祖母の死

一ヶ月ほど前に母方の祖母が亡くなった。一つの時代が終わったという気がする。自分の中で。

私は何の宗教の信仰もないし、そもそも死後の世界や魂の存在も信じていないので、葬儀には出ずに東京に戻ることにした。葬儀はほとんど家族葬に近いかたちで、親族と、どうしても参加したいという人だけで行ったという。

信仰は人それぞれだから、葬儀に参加したいという人がいるのも理解するので、それはそれで良かったのだと思う。私としては、死んでから百のことをしてあげるよりも、生きているうちに一でも良いから何かをしてあげたいという考えなので、亡くなる一ヶ月ほど前、まだ意識のはっきりとしている時に顔を見せてあげられたことで満足という気持ちもある。
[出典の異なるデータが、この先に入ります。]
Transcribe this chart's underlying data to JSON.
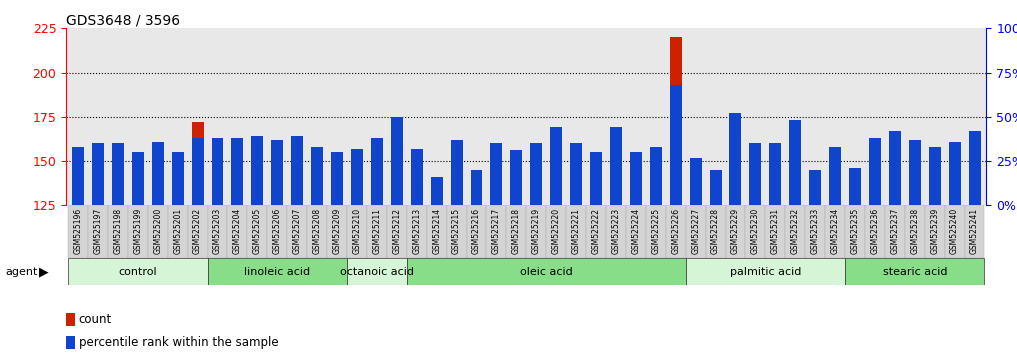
{
  "title": "GDS3648 / 3596",
  "samples": [
    "GSM525196",
    "GSM525197",
    "GSM525198",
    "GSM525199",
    "GSM525200",
    "GSM525201",
    "GSM525202",
    "GSM525203",
    "GSM525204",
    "GSM525205",
    "GSM525206",
    "GSM525207",
    "GSM525208",
    "GSM525209",
    "GSM525210",
    "GSM525211",
    "GSM525212",
    "GSM525213",
    "GSM525214",
    "GSM525215",
    "GSM525216",
    "GSM525217",
    "GSM525218",
    "GSM525219",
    "GSM525220",
    "GSM525221",
    "GSM525222",
    "GSM525223",
    "GSM525224",
    "GSM525225",
    "GSM525226",
    "GSM525227",
    "GSM525228",
    "GSM525229",
    "GSM525230",
    "GSM525231",
    "GSM525232",
    "GSM525233",
    "GSM525234",
    "GSM525235",
    "GSM525236",
    "GSM525237",
    "GSM525238",
    "GSM525239",
    "GSM525240",
    "GSM525241"
  ],
  "count_values": [
    155,
    158,
    157,
    143,
    160,
    147,
    172,
    162,
    160,
    161,
    159,
    159,
    150,
    142,
    150,
    162,
    175,
    148,
    128,
    155,
    138,
    155,
    151,
    155,
    163,
    155,
    148,
    163,
    147,
    152,
    220,
    143,
    145,
    168,
    155,
    155,
    160,
    140,
    155,
    140,
    152,
    162,
    155,
    150,
    153,
    162
  ],
  "percentile_values": [
    33,
    35,
    35,
    30,
    36,
    30,
    38,
    38,
    38,
    39,
    37,
    39,
    33,
    30,
    32,
    38,
    50,
    32,
    16,
    37,
    20,
    35,
    31,
    35,
    44,
    35,
    30,
    44,
    30,
    33,
    68,
    27,
    20,
    52,
    35,
    35,
    48,
    20,
    33,
    21,
    38,
    42,
    37,
    33,
    36,
    42
  ],
  "groups": [
    {
      "label": "control",
      "start": 0,
      "end": 7,
      "color": "#d6f5d6"
    },
    {
      "label": "linoleic acid",
      "start": 7,
      "end": 14,
      "color": "#88dd88"
    },
    {
      "label": "octanoic acid",
      "start": 14,
      "end": 17,
      "color": "#d6f5d6"
    },
    {
      "label": "oleic acid",
      "start": 17,
      "end": 31,
      "color": "#88dd88"
    },
    {
      "label": "palmitic acid",
      "start": 31,
      "end": 39,
      "color": "#d6f5d6"
    },
    {
      "label": "stearic acid",
      "start": 39,
      "end": 46,
      "color": "#88dd88"
    }
  ],
  "ylim_left": [
    125,
    225
  ],
  "ylim_right": [
    0,
    100
  ],
  "yticks_left": [
    125,
    150,
    175,
    200,
    225
  ],
  "yticks_right": [
    0,
    25,
    50,
    75,
    100
  ],
  "bar_color_red": "#cc2200",
  "bar_color_blue": "#1144cc",
  "plot_bg_color": "#e8e8e8",
  "fig_bg_color": "#ffffff",
  "grid_yticks": [
    150,
    175,
    200
  ]
}
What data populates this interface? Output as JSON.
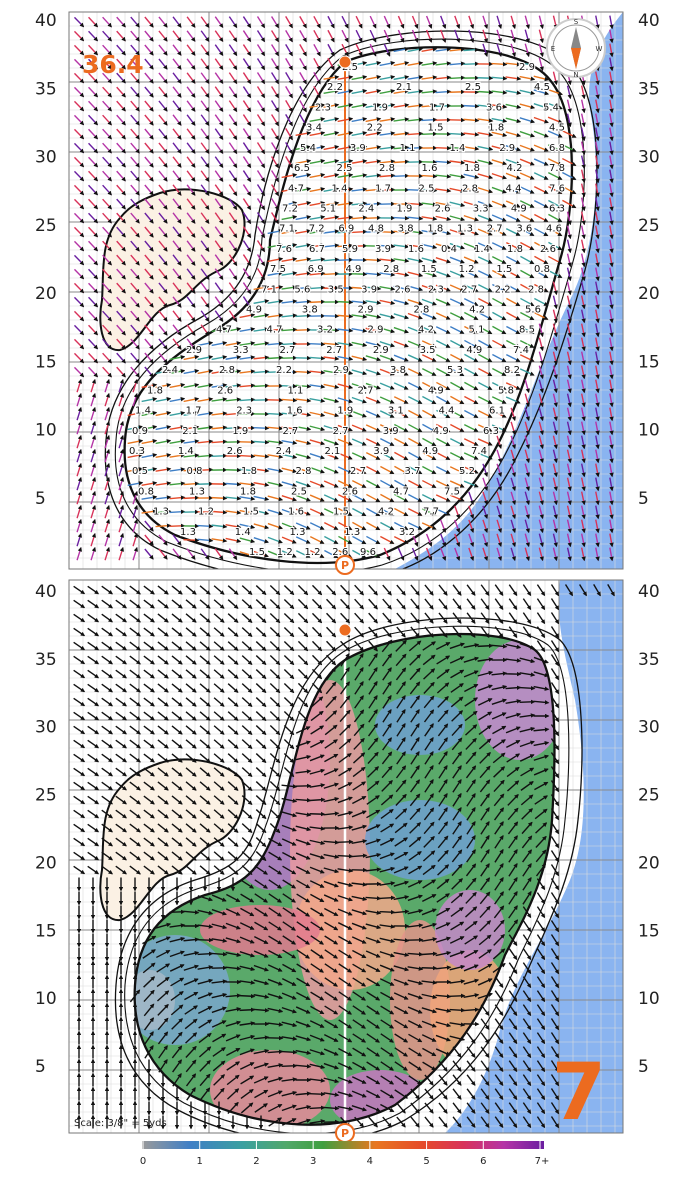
{
  "colors": {
    "water": "#8ab4f0",
    "bunker": "#fbf1e4",
    "accent": "#ec6b1f",
    "outline": "#111111",
    "arrow_dark": "#111111",
    "scale_stops": [
      "#9a9a9a",
      "#3f7fc6",
      "#3aa0a0",
      "#52a86a",
      "#3f9f3f",
      "#e8771f",
      "#e54a2a",
      "#d8325a",
      "#b534a6",
      "#6a1fa0"
    ]
  },
  "top_panel": {
    "hole_yardage": "36.4",
    "compass": {
      "n": "N",
      "s": "S",
      "e": "E",
      "w": "W"
    },
    "pin_marker": "P",
    "grid_labels": [
      {
        "text": "40",
        "value": 40
      },
      {
        "text": "35",
        "value": 35
      },
      {
        "text": "30",
        "value": 30
      },
      {
        "text": "25",
        "value": 25
      },
      {
        "text": "20",
        "value": 20
      },
      {
        "text": "15",
        "value": 15
      },
      {
        "text": "10",
        "value": 10
      },
      {
        "text": "5",
        "value": 5
      }
    ],
    "slope_values": [
      [
        "2.5",
        "2.9"
      ],
      [
        "2.2",
        "2.1",
        "2.5",
        "4.5"
      ],
      [
        "2.3",
        "1.9",
        "1.7",
        "3.6",
        "5.4"
      ],
      [
        "3.4",
        "2.2",
        "1.5",
        "1.8",
        "4.5"
      ],
      [
        "5.4",
        "3.9",
        "1.1",
        "1.4",
        "2.9",
        "6.8"
      ],
      [
        "6.5",
        "2.5",
        "2.8",
        "1.6",
        "1.8",
        "4.2",
        "7.8"
      ],
      [
        "4.7",
        "1.4",
        "1.7",
        "2.5",
        "2.8",
        "4.4",
        "7.6"
      ],
      [
        "7.2",
        "5.1",
        "2.4",
        "1.9",
        "2.6",
        "3.3",
        "4.9",
        "6.3"
      ],
      [
        "7.1",
        "7.2",
        "6.9",
        "4.8",
        "3.8",
        "1.8",
        "1.3",
        "2.7",
        "3.6",
        "4.6"
      ],
      [
        "7.6",
        "6.7",
        "5.9",
        "3.9",
        "1.6",
        "0.4",
        "1.4",
        "1.8",
        "2.6"
      ],
      [
        "7.5",
        "6.9",
        "4.9",
        "2.8",
        "1.5",
        "1.2",
        "1.5",
        "0.8"
      ],
      [
        "7.1",
        "5.6",
        "3.5",
        "3.9",
        "2.6",
        "2.3",
        "2.7",
        "2.2",
        "2.8"
      ],
      [
        "4.9",
        "3.8",
        "2.9",
        "2.8",
        "4.2",
        "5.6"
      ],
      [
        "4.7",
        "4.7",
        "3.2",
        "2.9",
        "4.2",
        "5.1",
        "8.5"
      ],
      [
        "2.9",
        "3.3",
        "2.7",
        "2.7",
        "2.9",
        "3.5",
        "4.9",
        "7.4"
      ],
      [
        "2.4",
        "2.8",
        "2.2",
        "2.9",
        "3.8",
        "5.3",
        "8.2"
      ],
      [
        "1.8",
        "2.6",
        "1.1",
        "2.7",
        "4.9",
        "5.8"
      ],
      [
        "1.4",
        "1.7",
        "2.3",
        "1.6",
        "1.9",
        "3.1",
        "4.4",
        "6.1"
      ],
      [
        "0.9",
        "2.1",
        "1.9",
        "2.7",
        "2.7",
        "3.9",
        "4.9",
        "6.3"
      ],
      [
        "0.3",
        "1.4",
        "2.6",
        "2.4",
        "2.1",
        "3.9",
        "4.9",
        "7.4"
      ],
      [
        "0.5",
        "0.8",
        "1.8",
        "2.8",
        "2.7",
        "3.7",
        "5.2"
      ],
      [
        "0.8",
        "1.3",
        "1.8",
        "2.5",
        "2.6",
        "4.7",
        "7.5"
      ],
      [
        "1.3",
        "1.2",
        "1.5",
        "1.6",
        "1.5",
        "4.2",
        "7.7"
      ],
      [
        "1.3",
        "1.4",
        "1.3",
        "1.3",
        "3.2"
      ],
      [
        "1.5",
        "1.2",
        "1.2",
        "2.6",
        "9.6"
      ]
    ]
  },
  "bottom_panel": {
    "hole_number": "7",
    "pin_marker": "P",
    "scale_text": "Scale: 3/8\" = 5yds",
    "grid_labels": [
      {
        "text": "40",
        "value": 40
      },
      {
        "text": "35",
        "value": 35
      },
      {
        "text": "30",
        "value": 30
      },
      {
        "text": "25",
        "value": 25
      },
      {
        "text": "20",
        "value": 20
      },
      {
        "text": "15",
        "value": 15
      },
      {
        "text": "10",
        "value": 10
      },
      {
        "text": "5",
        "value": 5
      }
    ]
  },
  "legend": {
    "ticks": [
      "0",
      "1",
      "2",
      "3",
      "4",
      "5",
      "6",
      "7+"
    ]
  }
}
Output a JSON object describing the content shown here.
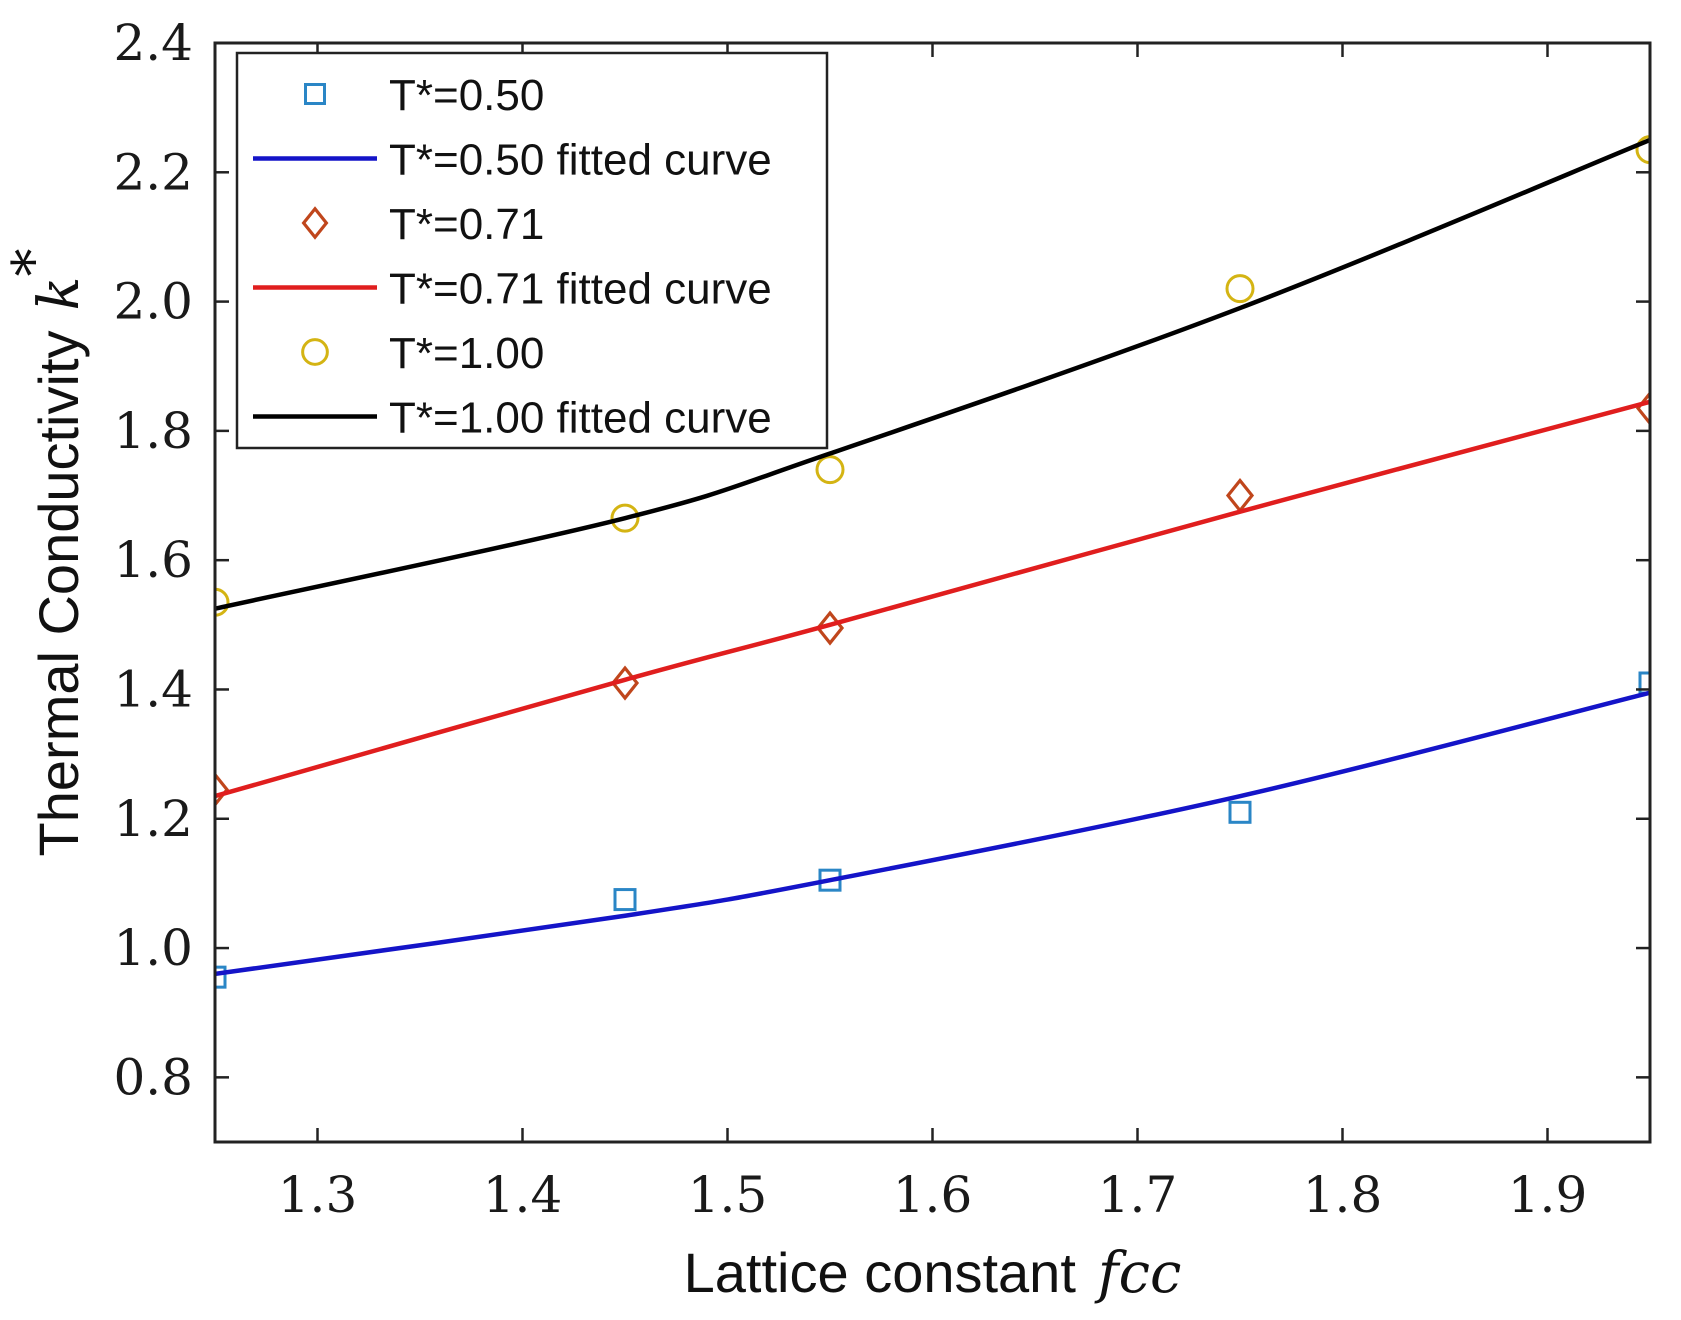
{
  "chart_data": {
    "type": "scatter",
    "xlabel": "Lattice constant",
    "xlabel_var": "fcc",
    "ylabel": "Thermal Conductivity",
    "ylabel_var": "k",
    "ylabel_superscript": "*",
    "xlim": [
      1.25,
      1.95
    ],
    "ylim": [
      0.7,
      2.4
    ],
    "xticks": [
      1.3,
      1.4,
      1.5,
      1.6,
      1.7,
      1.8,
      1.9
    ],
    "xtick_labels": [
      "1.3",
      "1.4",
      "1.5",
      "1.6",
      "1.7",
      "1.8",
      "1.9"
    ],
    "yticks": [
      0.8,
      1.0,
      1.2,
      1.4,
      1.6,
      1.8,
      2.0,
      2.2,
      2.4
    ],
    "ytick_labels": [
      "0.8",
      "1.0",
      "1.2",
      "1.4",
      "1.6",
      "1.8",
      "2.0",
      "2.2",
      "2.4"
    ],
    "grid": false,
    "legend_position": "top-left",
    "series": [
      {
        "name": "T*=0.50",
        "kind": "markers",
        "marker": "square",
        "color": "#2a86c6",
        "x": [
          1.25,
          1.45,
          1.55,
          1.75,
          1.95
        ],
        "y": [
          0.955,
          1.075,
          1.105,
          1.21,
          1.41
        ]
      },
      {
        "name": "T*=0.50 fitted curve",
        "kind": "line",
        "color": "#1414c8",
        "x": [
          1.25,
          1.45,
          1.55,
          1.75,
          1.95
        ],
        "y": [
          0.96,
          1.05,
          1.105,
          1.235,
          1.395
        ]
      },
      {
        "name": "T*=0.71",
        "kind": "markers",
        "marker": "diamond",
        "color": "#c0461c",
        "x": [
          1.25,
          1.45,
          1.55,
          1.75,
          1.95
        ],
        "y": [
          1.245,
          1.41,
          1.495,
          1.7,
          1.835
        ]
      },
      {
        "name": "T*=0.71 fitted curve",
        "kind": "line",
        "color": "#e01e1e",
        "x": [
          1.25,
          1.45,
          1.55,
          1.75,
          1.95
        ],
        "y": [
          1.235,
          1.415,
          1.5,
          1.675,
          1.845
        ]
      },
      {
        "name": "T*=1.00",
        "kind": "markers",
        "marker": "circle",
        "color": "#d4b413",
        "x": [
          1.25,
          1.45,
          1.55,
          1.75,
          1.95
        ],
        "y": [
          1.535,
          1.665,
          1.74,
          2.02,
          2.235
        ]
      },
      {
        "name": "T*=1.00 fitted curve",
        "kind": "line",
        "color": "#000000",
        "x": [
          1.25,
          1.45,
          1.55,
          1.75,
          1.95
        ],
        "y": [
          1.525,
          1.665,
          1.765,
          1.99,
          2.25
        ]
      }
    ]
  }
}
祖母の生前からの希望で、祭壇には遺影は飾られていなかった。そもそも写真に映ることもあまり好まない、シャイな人であった。

「棺の蓋を開けられて、顔を見られるのは、きっと祖母にとって本意ではないだろう」

というようなことを考えていたら、果たして生前は「棺にすぐに釘を打ってしまってあまり死に顔を人に見せないようにしてくれ」というようなことを話していたらしく、やはりなと思わず笑ってしまった。

祖父が亡くなったときは火葬の場にすら立ち会わなかったのだけど、今回は一応火葬にだけは立ち会うことにした。骨上げでは、「橋渡し」といいながら箸を使って骨を骨壷に運んでいく。火葬場のおじさんが、この骨はどこどこで…という風にいちいち説明してくれて、皆が神妙そうな面持ちでそれを聴いている。母親が私に向かって、私に骨を拾ってもらえて祖母も喜んでいるだろうと言ったが、私にはそうは思えなかった。祖母は、おそらく、スコップでも使ってさっさと骨壷に収められることを望んでいただろうと思う。少なくとも、皆が見ている前で骨を取り上げられて、「これが喉仏で…」みたいな説明をされるのは嫌だったろうなと考えつつ、これも儀式と思って黙って話を聞いた。

祖父が亡くなってからのこの6、7年は、特に足を悪くして施設にはいってからのここ数年は、本当にお迎えを待っているという感じだったので、悲しいとか寂しいとかいうよりも、お疲れ様と言いたいような、ちょっと安堵したような気もする。こうしてあと少しすると、今度は私の両親もそのような立場になり、その次は私ということになる。もちろんこればかりは順番通りとは行かない可能性もあるけれど、しかしこうしてみると人の一生というのもやはりあっという間に過ぎていくものなのだなあと感じたのでした。